Today was long, but productive. Somehow, I was able to complete two paintings between the daily visit from Margeri, the 10 year old Bieber fan, and a follow up visit from Iris the aspiring artist. Both of which came bearing gifts in the form of cookies, also in celebration of today. Again, I happily accepted and guilt subsided after a few bites.
Today was Siiri's last day at Moks before she heads to Tallinn en route to New York, New York. Over the past week we have been chatting excitedly about all of the things she "must do" and "must see" during her three days in NY before she continues her journey to South America for two weeks. Though Siiri will be visiting her sister there, she herself has never traveled to anywhere outside of Europe, so NY is bound to be both different and amazing. My words of advice included: don't talk to strangers, never look like your lost and watch your purse. I'm probably not projecting the best image of America, but better safe than sorry.
Since coming to Moks, Siiri has been amazing. She's shown me around the quaint town, introduced me to several of the locals and shared in many conversations over cabernet sauvignon, "because it's not too sweet" as she describes. It's impossible not to immediately love the soft spoken but feisty Estonian.
Though she is a few years older than me there is something about her which is very innocence and earnest in an almost childlike way. Her small frame and soft voice aids in the illusion that she is much younger than she is. In her portrait I wanted to capture this gentle persona in a cherub (angelic) portrayal combining both innocence and understated elegance.
"Man in Pink"
This afternoon, after I had completed the portrait based on Siiri, Evelyn gave me three additional canvases as I was quickly running out.
During the day we walked to the wool factory we also stopped by an auto shop to fix Siiri's bike that Sergei wanted to borrow. While we were at the tire shop there was a man there who accompanied us outside as we waited for the wheels to be inflated. The man simply stood there watching us as we watched the man put air into the tires. After a few awkward moments, in an attempt to document the awkwardness of it all, I circled around and began taking pictures of him. I gave him the "I'm a tourist and I take pictures of everything" shrug which he seemed to understand.

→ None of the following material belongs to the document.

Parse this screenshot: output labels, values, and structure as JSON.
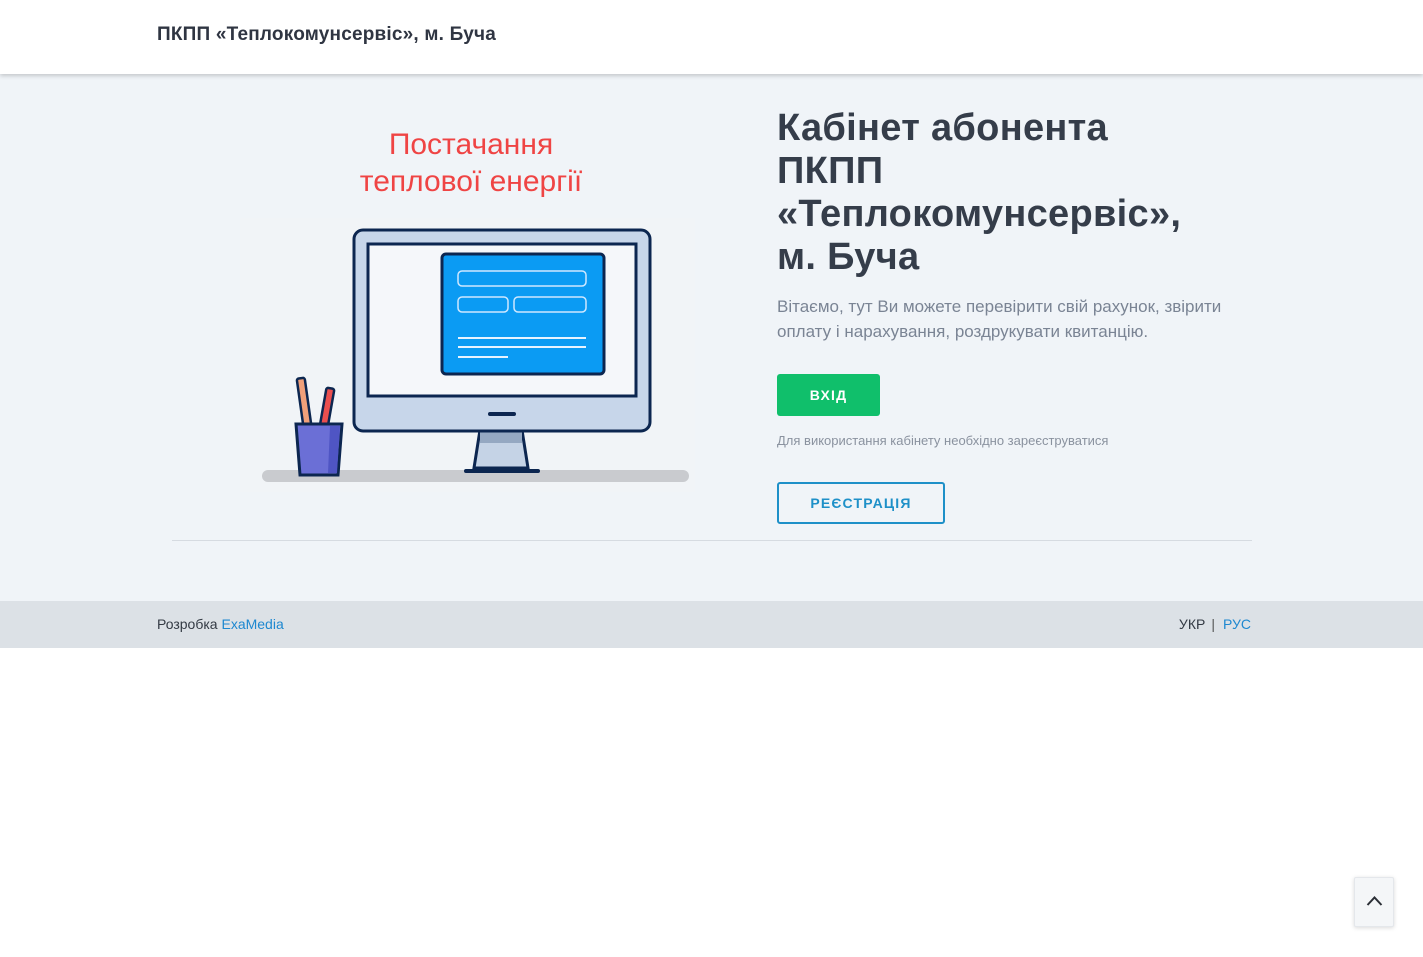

Therefore, equipped with new canvases I began reflecting on the seemingly mundane but awkward few moments at the auto repair shop to produce this painting. The stillness of the figure as it seems unaware of the viewer's presence is unlike the rest of the portraits that directly address the viewer. Also, the cropped composition insinuates something is happening outside the frame of the canvas's view captures this brief moment.